Women in Jordan not only find themselves increasingly the breadwinners for their families; they are now facing a new challenge threatening them with the loss of their jobs due to coronavirus.
Figures from the Department of Statistics have shown that unemployment among women has now risen above 33 per cent, while they are working tirelessly to make ends meet, caught in precarious economic conditions due to the pandemic and wrongly stigmatised socially as being less productive.
More than a quarter of a million households in Jordan, out of two million, are primarily female-headed, according to “Solidarity” [Tadamon], a civil society organisation focusing on women’s rights.
Women have been the primary victims of coronavirus; they have lost their jobs or have had to shut down their small projects and limited companies due to precautionary measures that were put in place in either partial or complete lockdowns.
The rise in unemployment was not only among marginalised women, as 77 per cent of unemployed women have been educated up to degree level.
Previous governments have fallen short on unemployment, Jordan’s Minister of Labour, Maen Qatamin told Independent Arabia, while stressing there are plenty of employment opportunities up for grabs in Jordan.
Economists confirm that the lack of women’s participation in the labour market in Jordan is depriving the national economy from exploiting half of its workforce, as women account for 47% of the population.

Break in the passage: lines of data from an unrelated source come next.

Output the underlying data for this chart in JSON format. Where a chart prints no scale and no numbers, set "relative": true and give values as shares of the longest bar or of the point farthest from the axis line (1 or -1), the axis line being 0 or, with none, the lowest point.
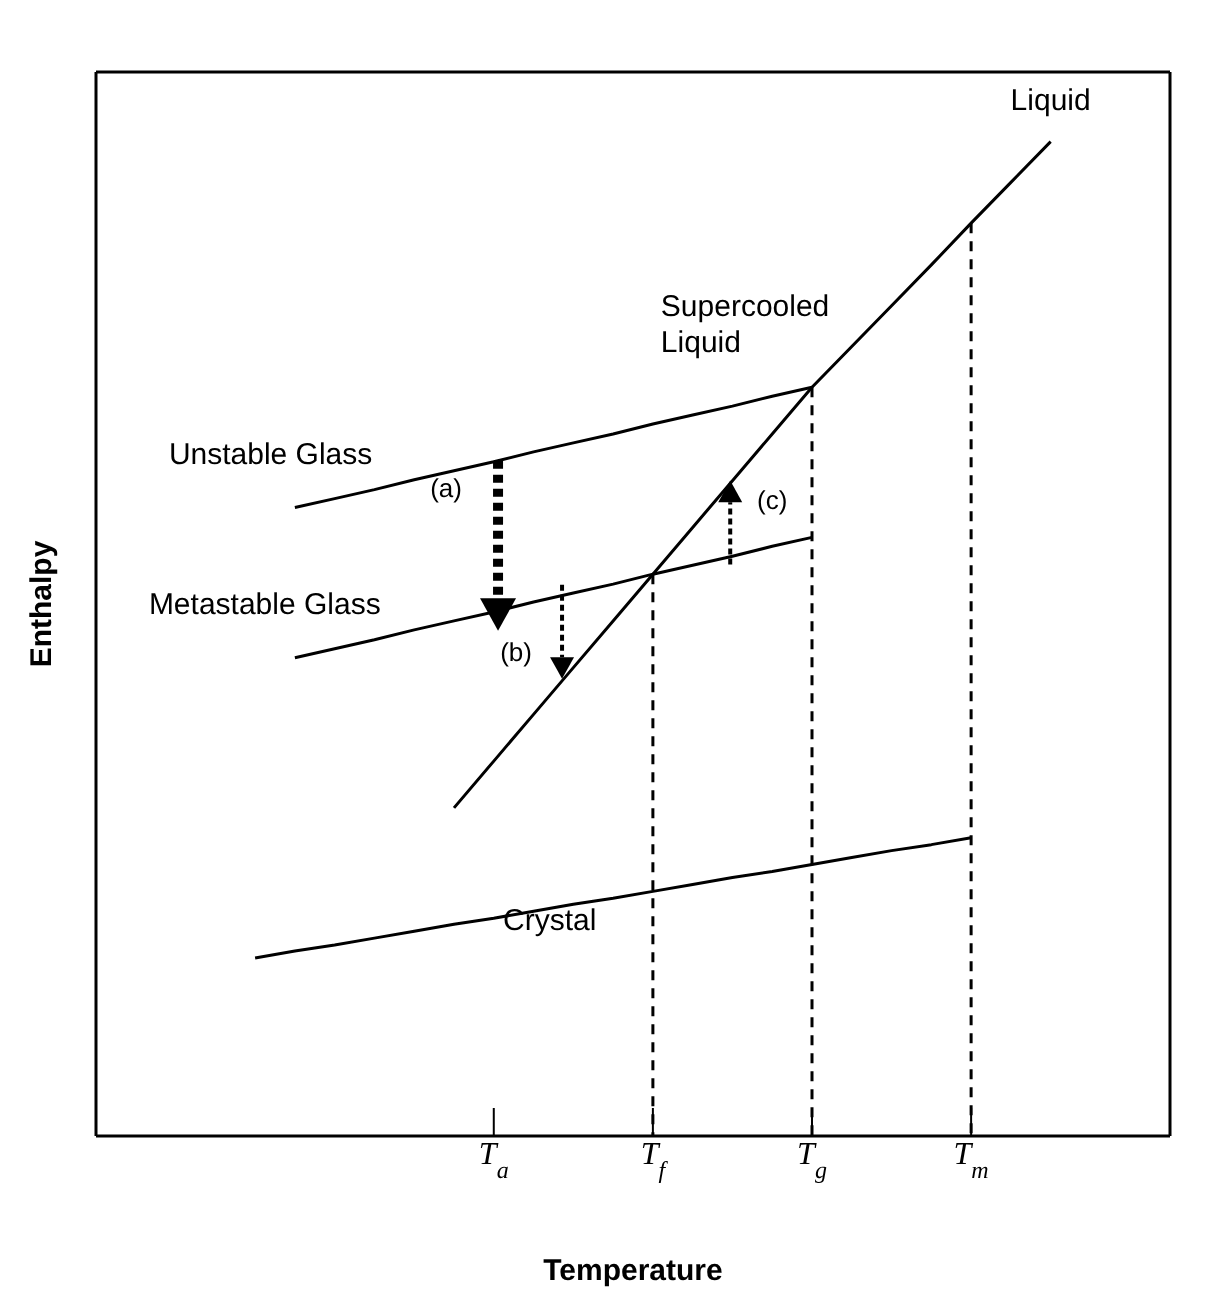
{
  "chart_data": {
    "type": "line",
    "xlabel": "Temperature",
    "ylabel": "Enthalpy",
    "relative": true,
    "marker": "none",
    "categories": [
      null,
      null,
      null,
      null,
      null,
      null,
      null,
      null,
      null,
      null,
      "T$_{a}$",
      null,
      null,
      null,
      "T$_{f}$",
      null,
      null,
      null,
      "T$_{g}$",
      null,
      null,
      null,
      "T$_{m}$",
      null,
      null,
      null,
      null,
      null
    ],
    "series": [
      {
        "name": "Liquid",
        "color": "#000000",
        "values": [
          null,
          null,
          null,
          null,
          null,
          null,
          null,
          null,
          null,
          0.33,
          0.377,
          0.424,
          0.471,
          0.518,
          0.565,
          0.612,
          0.659,
          0.706,
          0.753,
          0.794,
          0.835,
          0.876,
          0.918,
          0.959,
          1.0,
          null,
          null,
          null
        ]
      },
      {
        "name": "Unstable Glass",
        "color": "#000000",
        "values": [
          null,
          null,
          null,
          null,
          null,
          0.632,
          0.641,
          0.65,
          0.66,
          0.669,
          0.678,
          0.688,
          0.697,
          0.706,
          0.716,
          0.725,
          0.734,
          0.744,
          0.753,
          null,
          null,
          null,
          null,
          null,
          null,
          null,
          null,
          null
        ]
      },
      {
        "name": "Metastable Glass",
        "color": "#000000",
        "values": [
          null,
          null,
          null,
          null,
          null,
          0.481,
          0.49,
          0.499,
          0.509,
          0.518,
          0.527,
          0.537,
          0.546,
          0.555,
          0.565,
          0.574,
          0.583,
          0.593,
          0.602,
          null,
          null,
          null,
          null,
          null,
          null,
          null,
          null,
          null
        ]
      },
      {
        "name": "Crystal",
        "color": "#000000",
        "values": [
          null,
          null,
          null,
          null,
          0.179,
          0.186,
          0.192,
          0.199,
          0.206,
          0.213,
          0.219,
          0.226,
          0.233,
          0.239,
          0.246,
          0.253,
          0.26,
          0.266,
          0.273,
          0.28,
          0.287,
          0.293,
          0.3,
          null,
          null,
          null,
          null,
          null
        ]
      }
    ],
    "ref_lines": [
      {
        "axis": "x",
        "value": "T$_{f}$",
        "line_style": "dashed",
        "color": "#000000"
      },
      {
        "axis": "x",
        "value": "T$_{g}$",
        "line_style": "dashed",
        "color": "#000000"
      },
      {
        "axis": "x",
        "value": "T$_{m}$",
        "line_style": "dashed",
        "color": "#000000"
      }
    ],
    "annotations": [
      "Supercooled Liquid",
      "(a)",
      "(b)",
      "(c)"
    ]
  }
}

Feminist organisations, however, report on the hardship women casual workers face, and the same goes for unorganised sectors where they are the biggest workforce. These organisations also warn of the danger of closing day care nurseries as this adds more pressure on working mothers who may then find it hard to juggle between work and childcare.
Generally, the pandemic has revealed how fragile economic resources are for women, how weak their social protection can be, and how meagre health and economic policies are. Jordan still sits at the bottom of The Global Gender Gap Report, on issues of economic participation, political empowerment, education, and health.
Female-headed households rely on rent payments and transfers as their main sources of income, with their earnings only accounting for 30 per cent of the total income in the country. Most Jordanian households primarily spend their annual incomes on food and health, followed by housing, water, electricity, and gas.
In the first three months of the pandemic, 8.7% of them were permanently laid off, while overall unemployment figures increased to 23.9%, revealed a study by the Phenix Center for Economics & Informatics Studies on the effects of coronavirus on the economic conditions of households in Jordan.
Observers and experts affirm that the pandemic has deepened the gaps in work in Jordan.